Fifteen of us showed up on a Saturday morning to learn to make caramel apple tarte tatin, eclairs and madeleines, and it was so much fun. Out of the five people in my group I had the most experience baking so the others would often want me to do something first (like folding in an ingredient). I wasn't expecting that.
Overall, it was very similar to how I cook in my own kitchen--jumping from project to project, filling inactive prep times and cook times with the next project. We started with the tarte tatin filling, then rolled out the puff pastry and cut a 9" circle from it using a cake pan; the pastry was laid over the filling (still in the skillet) and baked in the oven. When it was done, the instructor put a plate on top of the puff pastry, drained off some of the caramel so as not to burn herself, then inverted it (turning it away from her) and removed the skillet. It really was lovely.
While the tarte tatin cooked, we moved on and made the pâte à choux for the eclairs. Now this was something that's been on my list of challenges to tackle since the beginning, so I'm glad I got to do it. It was really easy, as I've read over and over, but what I hadn't read was that the raw dough tastes awful. Really, it tastes like paste. Not at all pleasant. But once it cooks up it's beautiful, the perfect shell for pastry cream. We didn't get to make the pastry cream, which was disappointing, but it was only a 2-hour workshop so I get it. The instructor quickly sliced the side of each eclair so it opened like a hot dog bun and we used a pastry bag to pipe in the cream, then closed the eclair and dipped it in a mixture of melted milk chocolate and cream. When I got home I put my eclairs in the freezer for a bit, as I like them just short of frozen.
I've never actually cared for madeleines. The only ones I've ever had were the ones from Starbucks and they're very spongy and a little on the flavorless side. So while I wasn't at all looking forward to eating these, but I was excited to make them since genoise is also on my to-make list. Imagine my surprise when I tried the finished cookie and absolutely loved it. A mini madeleine pan is now on my Amazon wish list. One of the cool things the instructor had us do was sprinkle sugar on top of the butter we used to grease the madeleine pan. It made the finished cookie a bit sweeter and helped them come out of the tin more easily.
As fun as this experience was, it was also surprising. I was surprised to realize that I actually have quite a bit of food science knowledge, more than I initially thought I did. When the instructor was talking about why we do the steps in a certain order I found myself not only knowing it, but also knowing why. (And I was the only person who knew that vanilla comes from orchids, so that was kind of cool.)
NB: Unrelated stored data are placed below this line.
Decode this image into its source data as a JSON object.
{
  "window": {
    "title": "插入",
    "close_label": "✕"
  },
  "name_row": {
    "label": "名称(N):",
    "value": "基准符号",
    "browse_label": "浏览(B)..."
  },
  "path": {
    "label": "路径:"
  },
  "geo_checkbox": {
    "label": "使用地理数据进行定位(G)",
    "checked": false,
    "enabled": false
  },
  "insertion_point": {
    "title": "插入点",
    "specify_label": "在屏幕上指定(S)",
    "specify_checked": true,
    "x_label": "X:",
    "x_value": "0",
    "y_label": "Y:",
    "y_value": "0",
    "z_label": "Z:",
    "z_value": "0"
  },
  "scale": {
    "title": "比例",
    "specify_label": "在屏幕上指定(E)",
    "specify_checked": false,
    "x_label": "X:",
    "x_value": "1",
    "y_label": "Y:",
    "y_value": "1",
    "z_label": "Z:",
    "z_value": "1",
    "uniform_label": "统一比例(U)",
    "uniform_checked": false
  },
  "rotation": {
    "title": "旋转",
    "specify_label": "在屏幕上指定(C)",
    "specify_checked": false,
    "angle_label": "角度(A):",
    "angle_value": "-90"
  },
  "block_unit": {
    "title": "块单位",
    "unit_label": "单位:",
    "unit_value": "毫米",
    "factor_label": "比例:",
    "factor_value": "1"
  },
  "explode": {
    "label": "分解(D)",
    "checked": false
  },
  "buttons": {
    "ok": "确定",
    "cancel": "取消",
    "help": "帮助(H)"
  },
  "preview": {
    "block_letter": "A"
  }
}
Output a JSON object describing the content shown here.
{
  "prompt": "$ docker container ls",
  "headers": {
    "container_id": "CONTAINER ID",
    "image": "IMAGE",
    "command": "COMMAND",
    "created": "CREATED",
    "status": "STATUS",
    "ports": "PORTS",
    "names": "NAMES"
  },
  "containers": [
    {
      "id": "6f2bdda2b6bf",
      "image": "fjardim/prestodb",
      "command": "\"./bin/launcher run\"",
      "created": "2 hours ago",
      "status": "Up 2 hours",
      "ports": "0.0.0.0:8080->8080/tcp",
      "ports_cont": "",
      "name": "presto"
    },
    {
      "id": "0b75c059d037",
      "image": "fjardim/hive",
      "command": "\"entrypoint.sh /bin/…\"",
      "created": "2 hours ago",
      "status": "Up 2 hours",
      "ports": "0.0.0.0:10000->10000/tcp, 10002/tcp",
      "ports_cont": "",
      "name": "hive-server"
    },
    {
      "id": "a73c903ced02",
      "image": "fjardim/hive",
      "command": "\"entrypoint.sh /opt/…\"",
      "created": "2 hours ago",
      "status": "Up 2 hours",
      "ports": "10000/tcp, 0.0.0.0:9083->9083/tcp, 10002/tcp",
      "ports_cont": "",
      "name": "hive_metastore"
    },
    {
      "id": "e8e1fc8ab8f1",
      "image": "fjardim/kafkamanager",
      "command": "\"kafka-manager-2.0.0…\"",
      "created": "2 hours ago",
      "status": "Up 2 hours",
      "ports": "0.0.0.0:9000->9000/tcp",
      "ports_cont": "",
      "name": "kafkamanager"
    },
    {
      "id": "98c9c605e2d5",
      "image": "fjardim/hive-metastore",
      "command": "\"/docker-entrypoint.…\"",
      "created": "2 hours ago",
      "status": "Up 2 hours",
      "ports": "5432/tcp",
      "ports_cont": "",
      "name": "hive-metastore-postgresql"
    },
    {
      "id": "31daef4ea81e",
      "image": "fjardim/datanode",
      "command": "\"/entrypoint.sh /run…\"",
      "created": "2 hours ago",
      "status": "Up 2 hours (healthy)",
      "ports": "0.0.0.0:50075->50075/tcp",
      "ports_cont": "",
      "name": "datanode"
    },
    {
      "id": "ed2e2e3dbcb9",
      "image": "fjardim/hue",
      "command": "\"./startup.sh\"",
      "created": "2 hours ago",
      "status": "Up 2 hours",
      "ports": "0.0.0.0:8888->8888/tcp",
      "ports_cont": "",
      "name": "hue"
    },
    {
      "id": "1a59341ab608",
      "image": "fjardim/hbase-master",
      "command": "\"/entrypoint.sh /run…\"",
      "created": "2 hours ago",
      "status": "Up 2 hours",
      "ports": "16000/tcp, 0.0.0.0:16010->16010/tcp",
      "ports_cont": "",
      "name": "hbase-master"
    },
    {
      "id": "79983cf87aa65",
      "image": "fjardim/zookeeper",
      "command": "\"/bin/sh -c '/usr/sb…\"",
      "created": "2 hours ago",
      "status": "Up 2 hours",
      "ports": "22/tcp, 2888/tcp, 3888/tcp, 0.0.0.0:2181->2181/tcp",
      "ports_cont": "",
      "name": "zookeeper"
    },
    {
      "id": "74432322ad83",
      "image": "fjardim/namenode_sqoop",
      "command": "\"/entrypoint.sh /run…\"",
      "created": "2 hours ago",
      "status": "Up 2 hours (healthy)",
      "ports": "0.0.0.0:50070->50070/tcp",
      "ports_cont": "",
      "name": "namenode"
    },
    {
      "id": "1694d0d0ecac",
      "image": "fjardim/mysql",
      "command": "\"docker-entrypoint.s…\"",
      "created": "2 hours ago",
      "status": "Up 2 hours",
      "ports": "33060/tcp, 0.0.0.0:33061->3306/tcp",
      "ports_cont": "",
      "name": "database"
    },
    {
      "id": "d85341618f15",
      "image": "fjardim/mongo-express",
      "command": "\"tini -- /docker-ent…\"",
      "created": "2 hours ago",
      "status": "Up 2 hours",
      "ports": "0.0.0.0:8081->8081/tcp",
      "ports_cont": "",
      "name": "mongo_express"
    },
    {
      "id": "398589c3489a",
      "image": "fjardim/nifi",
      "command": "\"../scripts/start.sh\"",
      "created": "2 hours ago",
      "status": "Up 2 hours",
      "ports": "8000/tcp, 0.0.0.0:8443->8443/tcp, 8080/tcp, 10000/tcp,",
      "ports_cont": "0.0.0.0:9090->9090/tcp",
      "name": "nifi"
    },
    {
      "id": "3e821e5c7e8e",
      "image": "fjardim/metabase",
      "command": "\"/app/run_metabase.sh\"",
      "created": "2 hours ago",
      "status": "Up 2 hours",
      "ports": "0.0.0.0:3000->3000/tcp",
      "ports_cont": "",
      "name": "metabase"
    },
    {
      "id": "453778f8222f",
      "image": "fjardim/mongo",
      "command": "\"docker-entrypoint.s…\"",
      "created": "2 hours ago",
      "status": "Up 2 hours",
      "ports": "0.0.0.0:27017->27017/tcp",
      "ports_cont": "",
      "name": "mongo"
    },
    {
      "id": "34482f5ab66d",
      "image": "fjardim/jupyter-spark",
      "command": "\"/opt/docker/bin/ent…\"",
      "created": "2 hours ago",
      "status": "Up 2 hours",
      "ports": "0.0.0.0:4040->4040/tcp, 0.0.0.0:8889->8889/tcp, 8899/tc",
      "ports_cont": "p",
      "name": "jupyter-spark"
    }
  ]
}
This class gave me more confidence in my personal cooking and knowledge. Since I started cooking and baking more, my goal has been more of a learning goal (knowing the food science behind the cooking and baking) rather than an achievement goal (physically making a specific cake), and after this weekend I finally feel like I'm retaining a lot of what I've been trying to teach myself over the last 8 weeks. I'm already looking forward to my 2-day Fearless Baker workshop next weekend, where we'll be making several things from Emily Luchetti's Fearless Baker. On the menu: Chocolate Orange Crinkle Cookies, Lemon Crème Brulee, Chocolate Biscotti, Brioche Rolls, Cherry Clafouti, Chocolate-Peanut Butter Mousse Cake, Lemon Pound Cake and Chocolate Hazelnut Torte. Wish me luck!
Things I learned from this experience:
- When making eclairs (or cream puffs, or anything else made from pâte à choux) you don't want any points, meaning that when you pipe out the dough and pull away the bag, if the dough comes to a point just dip the tip of your finger in cold water and pat it down. Apparently if you leave a point it will burn.
- In order to dry out the pâte à choux dough you bake it at a higher temperature (350 or 375 degrees F) to allow it to puff up, then turn down the oven to 100 or 150 degrees F to let the wet batter inside dry out.
- If a puff collapses it means the inside didn't dry out.
- After greasing a madeleine tin with butter give it a heavy sprinkle of granulated sugar (and invert it to get out the excess) to more easily remove the cookies after they are baked. It also makes them a bit sweeter.
- Almond (meal) and lemon (zest) are the traditional flavors in a madeleine.